A bag contains 5 red​ marbles, 3 blue​ marbles, and 1 green marble. What is the probability of choosing a marble that is not blue when one marble is drawn from the​ bag?

To find the probability of choosing a marble that is not blue, we first need to determine the total number of marbles in the bag and then the number of marbles that are not blue.

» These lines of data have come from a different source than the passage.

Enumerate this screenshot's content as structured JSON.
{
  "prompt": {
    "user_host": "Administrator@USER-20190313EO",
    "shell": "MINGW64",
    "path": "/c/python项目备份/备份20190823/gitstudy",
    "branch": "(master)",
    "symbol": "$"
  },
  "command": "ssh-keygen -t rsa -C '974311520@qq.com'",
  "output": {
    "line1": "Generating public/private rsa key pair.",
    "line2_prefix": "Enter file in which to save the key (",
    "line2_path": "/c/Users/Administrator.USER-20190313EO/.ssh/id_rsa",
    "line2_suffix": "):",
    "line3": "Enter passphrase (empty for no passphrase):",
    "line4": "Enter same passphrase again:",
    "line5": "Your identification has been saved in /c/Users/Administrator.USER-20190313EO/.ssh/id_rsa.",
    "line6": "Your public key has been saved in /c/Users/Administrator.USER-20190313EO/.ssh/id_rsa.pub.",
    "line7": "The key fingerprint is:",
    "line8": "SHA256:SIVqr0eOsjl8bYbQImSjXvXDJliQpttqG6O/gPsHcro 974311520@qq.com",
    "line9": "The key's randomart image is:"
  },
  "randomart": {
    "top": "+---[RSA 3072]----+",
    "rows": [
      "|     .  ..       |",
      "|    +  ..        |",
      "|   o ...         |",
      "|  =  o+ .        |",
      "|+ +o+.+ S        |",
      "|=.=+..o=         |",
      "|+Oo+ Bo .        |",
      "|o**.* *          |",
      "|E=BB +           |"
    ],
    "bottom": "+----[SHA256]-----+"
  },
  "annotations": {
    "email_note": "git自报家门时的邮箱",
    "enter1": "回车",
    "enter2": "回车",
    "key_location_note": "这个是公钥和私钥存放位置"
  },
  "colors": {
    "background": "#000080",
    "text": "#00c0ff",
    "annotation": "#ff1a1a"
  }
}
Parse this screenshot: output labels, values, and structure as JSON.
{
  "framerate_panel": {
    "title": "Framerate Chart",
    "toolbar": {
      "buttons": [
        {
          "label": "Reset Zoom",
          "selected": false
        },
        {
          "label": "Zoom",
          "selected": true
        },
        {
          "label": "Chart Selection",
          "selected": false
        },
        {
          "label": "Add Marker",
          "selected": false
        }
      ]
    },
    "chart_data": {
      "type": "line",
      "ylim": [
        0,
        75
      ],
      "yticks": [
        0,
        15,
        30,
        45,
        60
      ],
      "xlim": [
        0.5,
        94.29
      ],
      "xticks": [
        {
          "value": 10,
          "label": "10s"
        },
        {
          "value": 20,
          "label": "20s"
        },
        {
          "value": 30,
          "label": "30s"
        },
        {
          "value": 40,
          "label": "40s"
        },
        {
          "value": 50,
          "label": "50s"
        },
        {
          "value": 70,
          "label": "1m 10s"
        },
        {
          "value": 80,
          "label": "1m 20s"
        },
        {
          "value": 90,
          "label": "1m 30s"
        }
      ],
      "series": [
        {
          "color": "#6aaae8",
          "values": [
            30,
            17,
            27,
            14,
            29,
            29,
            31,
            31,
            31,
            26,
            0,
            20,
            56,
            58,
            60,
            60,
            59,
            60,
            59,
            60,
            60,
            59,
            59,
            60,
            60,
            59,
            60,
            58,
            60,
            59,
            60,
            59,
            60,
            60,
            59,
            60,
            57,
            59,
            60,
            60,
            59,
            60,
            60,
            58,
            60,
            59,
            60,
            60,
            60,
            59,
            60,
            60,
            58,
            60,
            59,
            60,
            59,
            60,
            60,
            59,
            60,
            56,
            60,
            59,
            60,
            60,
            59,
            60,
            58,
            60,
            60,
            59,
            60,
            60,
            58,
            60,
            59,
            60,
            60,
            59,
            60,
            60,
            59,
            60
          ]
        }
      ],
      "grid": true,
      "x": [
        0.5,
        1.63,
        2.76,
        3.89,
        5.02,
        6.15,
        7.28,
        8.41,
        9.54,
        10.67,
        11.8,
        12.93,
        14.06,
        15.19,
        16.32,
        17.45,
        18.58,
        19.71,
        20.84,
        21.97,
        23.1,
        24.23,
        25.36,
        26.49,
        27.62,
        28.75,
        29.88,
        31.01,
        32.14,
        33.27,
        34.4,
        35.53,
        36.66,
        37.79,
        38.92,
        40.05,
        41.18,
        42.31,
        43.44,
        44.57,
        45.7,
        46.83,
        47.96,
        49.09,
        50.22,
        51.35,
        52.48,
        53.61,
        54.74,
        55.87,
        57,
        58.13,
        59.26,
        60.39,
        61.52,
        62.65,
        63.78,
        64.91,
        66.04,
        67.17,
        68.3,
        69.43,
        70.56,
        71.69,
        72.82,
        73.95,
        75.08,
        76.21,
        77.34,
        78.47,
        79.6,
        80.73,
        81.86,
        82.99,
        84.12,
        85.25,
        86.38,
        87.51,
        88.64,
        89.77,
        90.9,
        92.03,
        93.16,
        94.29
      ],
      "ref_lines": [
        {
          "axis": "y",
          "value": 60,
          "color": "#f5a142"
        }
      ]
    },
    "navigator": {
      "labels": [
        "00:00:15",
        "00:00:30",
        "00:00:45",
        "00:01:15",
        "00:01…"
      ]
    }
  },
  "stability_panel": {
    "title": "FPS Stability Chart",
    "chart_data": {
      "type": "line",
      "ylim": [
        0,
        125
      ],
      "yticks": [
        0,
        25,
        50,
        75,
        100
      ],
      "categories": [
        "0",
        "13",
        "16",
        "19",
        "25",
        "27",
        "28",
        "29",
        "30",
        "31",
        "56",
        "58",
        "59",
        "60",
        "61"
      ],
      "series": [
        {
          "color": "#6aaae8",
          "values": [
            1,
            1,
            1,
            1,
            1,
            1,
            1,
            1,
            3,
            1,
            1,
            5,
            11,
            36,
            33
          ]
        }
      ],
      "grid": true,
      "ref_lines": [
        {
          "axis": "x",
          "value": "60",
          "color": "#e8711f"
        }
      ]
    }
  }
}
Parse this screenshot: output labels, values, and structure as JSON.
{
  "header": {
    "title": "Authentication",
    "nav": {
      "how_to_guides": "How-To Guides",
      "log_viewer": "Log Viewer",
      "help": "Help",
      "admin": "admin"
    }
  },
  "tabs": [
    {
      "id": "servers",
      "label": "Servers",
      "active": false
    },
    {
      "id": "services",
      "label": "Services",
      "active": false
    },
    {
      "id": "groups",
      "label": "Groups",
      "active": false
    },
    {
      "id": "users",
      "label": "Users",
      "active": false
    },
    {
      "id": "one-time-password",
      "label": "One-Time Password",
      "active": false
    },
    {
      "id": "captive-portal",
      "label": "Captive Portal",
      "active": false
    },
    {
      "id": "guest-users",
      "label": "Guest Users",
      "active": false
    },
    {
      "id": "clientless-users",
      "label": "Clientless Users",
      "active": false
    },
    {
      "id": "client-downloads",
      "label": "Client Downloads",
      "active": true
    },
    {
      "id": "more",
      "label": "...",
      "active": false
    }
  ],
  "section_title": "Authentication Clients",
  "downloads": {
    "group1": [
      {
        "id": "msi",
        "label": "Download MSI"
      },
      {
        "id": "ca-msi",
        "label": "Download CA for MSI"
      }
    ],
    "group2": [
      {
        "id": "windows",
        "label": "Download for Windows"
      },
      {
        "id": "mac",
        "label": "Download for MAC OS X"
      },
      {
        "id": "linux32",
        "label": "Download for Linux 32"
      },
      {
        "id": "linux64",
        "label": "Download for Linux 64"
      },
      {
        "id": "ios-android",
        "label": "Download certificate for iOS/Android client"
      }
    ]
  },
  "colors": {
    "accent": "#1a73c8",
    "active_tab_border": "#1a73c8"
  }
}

1. **Total number of marbles**:
- Red marbles: 5
- Blue marbles: 3
- Green marbles: 1

Total = 5 + 3 + 1 = 9 marbles

2. **Number of marbles that are not blue**:
- Red marbles: 5
- Green marbles: 1

Total non-blue marbles = 5 + 1 = 6 marbles

3. **Probability of choosing a non-blue marble**:
The probability \( P \) of choosing a non-blue marble is given by the ratio of the number of non-blue marbles to the total number of marbles:

\[
P(\text{not blue}) = \frac{\text{Number of non-blue marbles}}{\text{Total number of marbles}} = \frac{6}{9}
\]

4. **Simplifying the fraction**:
\[
P(\text{not blue}) = \frac{6}{9} = \frac{2}{3}
\]

Therefore, the probability of choosing a marble that is not blue is \(\frac{2}{3}\).